Ali Imam – from YUVA: Youth United for Voluntary Action Organization – suddenly choked up. With an unlikely look on his face, he stopped, as if contemplating about the unknown. Looking around the room – as if trying to find an answer in the whites of the cracking wall – with bated breath, he started again. And I just kept wondering. How can a boy in his early 20s, grow up in the tense, hard, and conservative Azadpur Subzi Mandi – Asia’s largest fruits and vegetable market – and still advocate for change? How can he reach a national gathering of youngsters sharing his thoughts on rights and duties?
I have been diving head on into this enigma of a game around constitutional rights and duties for the better part of 2 months. Ali’s story probably puts a definite testament to my resolve of why I dived into writing about this, in the first place. As an impact journalist, constantly on the search of solutions, this game – better known as Be A Jagrik – was probably right in the slot. And the event in Delhi – the seething cauldron of aware youngsters – was surely the last piece of the puzzle.

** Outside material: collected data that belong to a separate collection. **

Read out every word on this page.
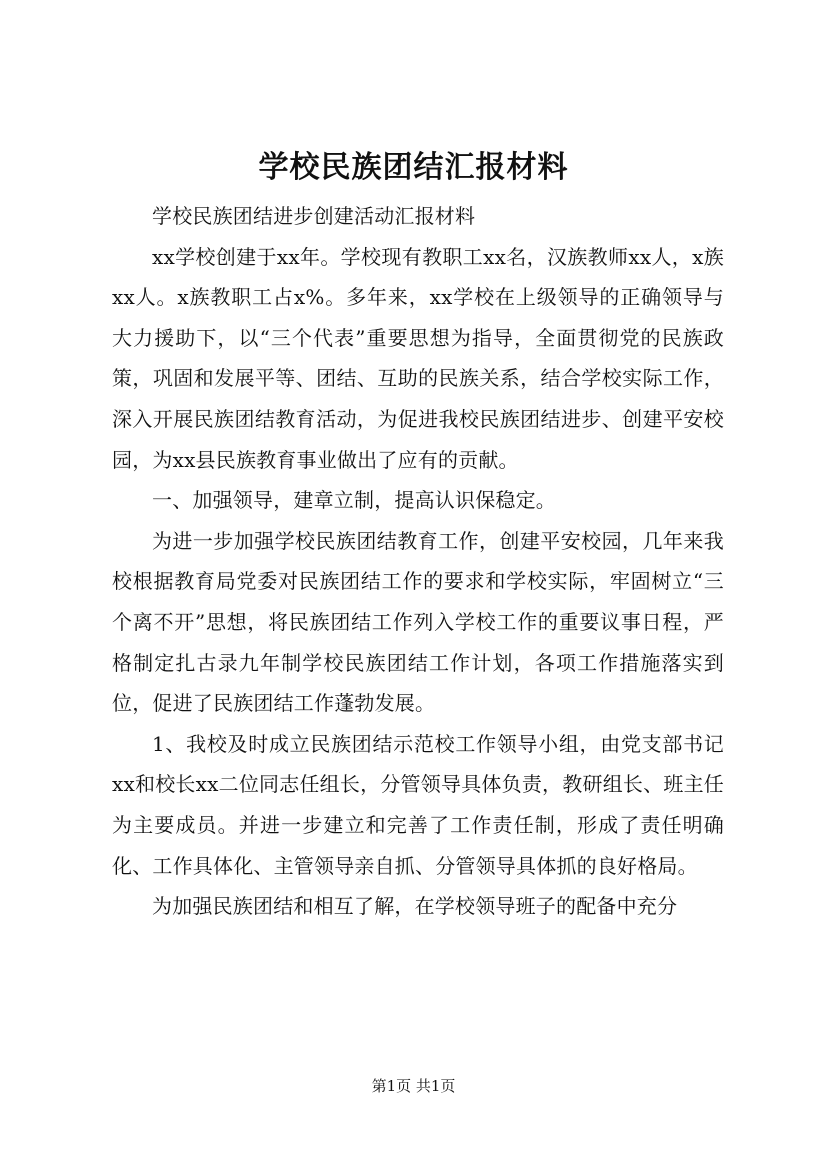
学校民族团结汇报材料

学校民族团结进步创建活动汇报材料

xx学校创建于xx年。学校现有教职工xx名，汉族教师xx人，x族xx人。x族教职工占x%。多年来，xx学校在上级领导的正确领导与大力援助下，以“三个代表”重要思想为指导，全面贯彻党的民族政策，巩固和发展平等、团结、互助的民族关系，结合学校实际工作，深入开展民族团结教育活动，为促进我校民族团结进步、创建平安校园，为xx县民族教育事业做出了应有的贡献。

一、加强领导，建章立制，提高认识保稳定。

为进一步加强学校民族团结教育工作，创建平安校园，几年来我校根据教育局党委对民族团结工作的要求和学校实际，牢固树立“三个离不开”思想，将民族团结工作列入学校工作的重要议事日程，严格制定扎古录九年制学校民族团结工作计划，各项工作措施落实到位，促进了民族团结工作蓬勃发展。

1、我校及时成立民族团结示范校工作领导小组，由党支部书记xx和校长xx二位同志任组长，分管领导具体负责，教研组长、班主任为主要成员。并进一步建立和完善了工作责任制，形成了责任明确化、工作具体化、主管领导亲自抓、分管领导具体抓的良好格局。

为加强民族团结和相互了解，在学校领导班子的配备中充分

第1页 共1页
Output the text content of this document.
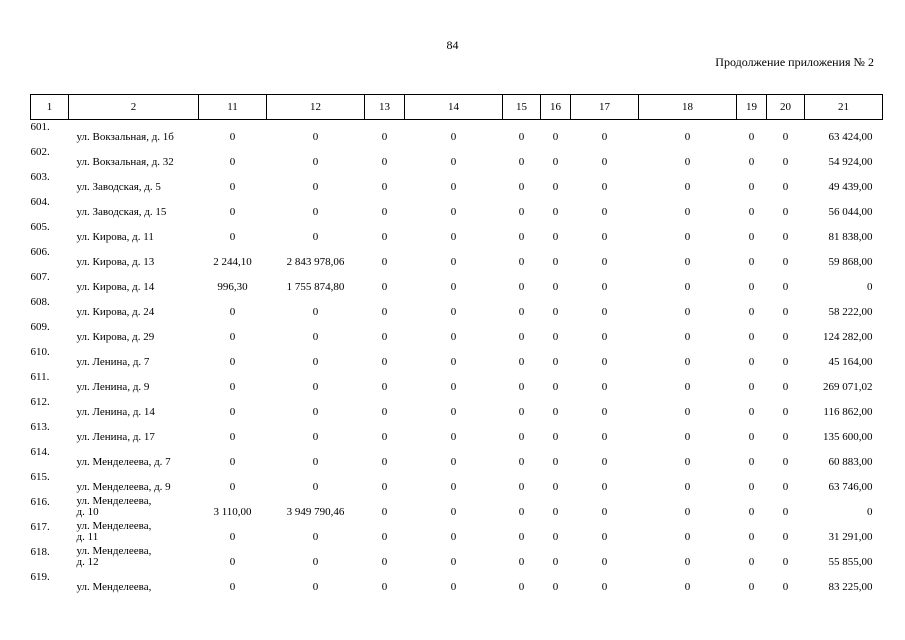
84
Продолжение приложения № 2
1	2	11	12	13	14	15	16	17	18	19	20	21
601.	ул. Вокзальная, д. 1б	0	0	0	0	0	0	0	0	0	0	63 424,00
602.	ул. Вокзальная, д. 32	0	0	0	0	0	0	0	0	0	0	54 924,00
603.	ул. Заводская, д. 5	0	0	0	0	0	0	0	0	0	0	49 439,00
604.	ул. Заводская, д. 15	0	0	0	0	0	0	0	0	0	0	56 044,00
605.	ул. Кирова, д. 11	0	0	0	0	0	0	0	0	0	0	81 838,00
606.	ул. Кирова, д. 13	2 244,10	2 843 978,06	0	0	0	0	0	0	0	0	59 868,00
607.	ул. Кирова, д. 14	996,30	1 755 874,80	0	0	0	0	0	0	0	0	0
608.	ул. Кирова, д. 24	0	0	0	0	0	0	0	0	0	0	58 222,00
609.	ул. Кирова, д. 29	0	0	0	0	0	0	0	0	0	0	124 282,00
610.	ул. Ленина, д. 7	0	0	0	0	0	0	0	0	0	0	45 164,00
611.	ул. Ленина, д. 9	0	0	0	0	0	0	0	0	0	0	269 071,02
612.	ул. Ленина, д. 14	0	0	0	0	0	0	0	0	0	0	116 862,00
613.	ул. Ленина, д. 17	0	0	0	0	0	0	0	0	0	0	135 600,00
614.	ул. Менделеева, д. 7	0	0	0	0	0	0	0	0	0	0	60 883,00
615.	ул. Менделеева, д. 9	0	0	0	0	0	0	0	0	0	0	63 746,00
616.	ул. Менделеева,
д. 10	3 110,00	3 949 790,46	0	0	0	0	0	0	0	0	0
617.	ул. Менделеева,
д. 11	0	0	0	0	0	0	0	0	0	0	31 291,00
618.	ул. Менделеева,
д. 12	0	0	0	0	0	0	0	0	0	0	55 855,00
619.	ул. Менделеева,	0	0	0	0	0	0	0	0	0	0	83 225,00
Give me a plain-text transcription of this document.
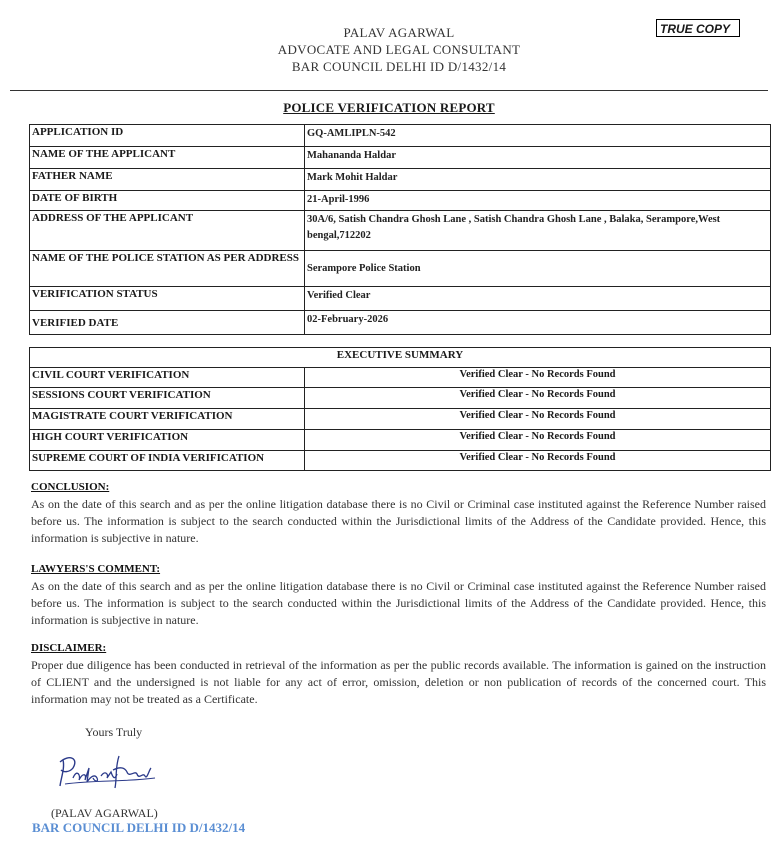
PALAV AGARWAL
ADVOCATE AND LEGAL CONSULTANT
BAR COUNCIL DELHI ID D/1432/14
TRUE COPY
POLICE VERIFICATION REPORT
APPLICATION ID	GQ-AMLIPLN-542
NAME OF THE APPLICANT	Mahananda Haldar
FATHER NAME	Mark Mohit Haldar
DATE OF BIRTH	21-April-1996
ADDRESS OF THE APPLICANT	30A/6, Satish Chandra Ghosh Lane , Satish Chandra Ghosh Lane , Balaka, Serampore,West bengal,712202
NAME OF THE POLICE STATION AS PER ADDRESS	Serampore Police Station
VERIFICATION STATUS	Verified Clear
VERIFIED DATE	02-February-2026
EXECUTIVE SUMMARY	
CIVIL COURT VERIFICATION	Verified Clear - No Records Found
SESSIONS COURT VERIFICATION	Verified Clear - No Records Found
MAGISTRATE COURT VERIFICATION	Verified Clear - No Records Found
HIGH COURT VERIFICATION	Verified Clear - No Records Found
SUPREME COURT OF INDIA VERIFICATION	Verified Clear - No Records Found
CONCLUSION:
As on the date of this search and as per the online litigation database there is no Civil or Criminal case instituted against the Reference Number raised before us. The information is subject to the search conducted within the Jurisdictional limits of the Address of the Candidate provided. Hence, this information is subjective in nature.
LAWYERS'S COMMENT:
As on the date of this search and as per the online litigation database there is no Civil or Criminal case instituted against the Reference Number raised before us. The information is subject to the search conducted within the Jurisdictional limits of the Address of the Candidate provided. Hence, this information is subjective in nature.
DISCLAIMER:
Proper due diligence has been conducted in retrieval of the information as per the public records available. The information is gained on the instruction of CLIENT and the undersigned is not liable for any act of error, omission, deletion or non publication of records of the concerned court. This information may not be treated as a Certificate.
Yours Truly
(PALAV AGARWAL)
BAR COUNCIL DELHI ID D/1432/14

“I belong to the Dalit community and in my village we are not allowed to enter the temple. During one of the Jagrik task, I entered a temple for the first time as part of questioning religious stereotypes prevailing in the society. Though it was not taken very well in my community, I still got an opportunity to have a conversation on the Right to Equality that the Constitution gives all of us, no matter what religion, caste class or gender we belong to.” As I was trying to conquer the sheer audacity of the point made by Rajkumari from Harda, another equally alternating paradigm hit me. “ As part of a task, when I was working with kids from a minority community, if you ask me what my takeaway was I’d say empathy. The kids taught me that empathy is something that all of us should possess”, reaffirmed Sumanth from Hyderabad
Sumanth and Rajkumari couldn’t have come from more different backgrounds. One was studying at a premier school in Hyderabad, experimenting with hardcore technology. The other came from the Dalit Community of Harda, trying to break judgemental undertones. But today, both of them stood together. Speaking from the same stage Sumanth and Rajkumari explosively called out how they felt about the constitution. A document that measures everyone in equal proportions, irrespective of their upbringing or social privilege.
Be a Jagrik has spanned to more than 1100 Jagriks – as the likes of Sumanth, Rajkumari, and Ali – across 14 states in India, taking part in almost 5040 self and social action projects and reaching out to more than 39500 people. As I saw these numbers, reaffirmed by the actions, up on the gallery, I knew what Jagrik reflections meant. Gallery was a space where all the Jagriks represented pictorially their journey which beautifully brought out the national footprint.
The event showcased that even in the most trying of times, our constitution weaves culture and identities amicably, often with fervour. This sentiment rang profoundly in the words of the Honorable Chief Guest, Justice Iqbal Ahmed Ansari, “In the brief period of me being a part of this event, what I have found is that the event has been laid off very intelligently, seriously and after a deep thought process. The examples given on the violation of our constitution have been communicated very well. If the spirit behind the constitution comes to be known, some degree of knowledge comes to be known.”
For me, all of this struck as a resounding truth. And the concluding song by the powerful Sufi singer Sonam Kalra couldn’t have impressed upon it harder. Profess that you are free, your words remain unshackled. As she weaved her voice with these rousing lyrics of Faiz Ahmad Faiz, I couldn’t help but put my enigma to rest. I was content, assured with the fact that across the fabric of this nation there are torchbearers. Thousands of torchbearers who are striving everyday, in their own little ways to write and rewrite the most important part of our constitution. The chapter of truth.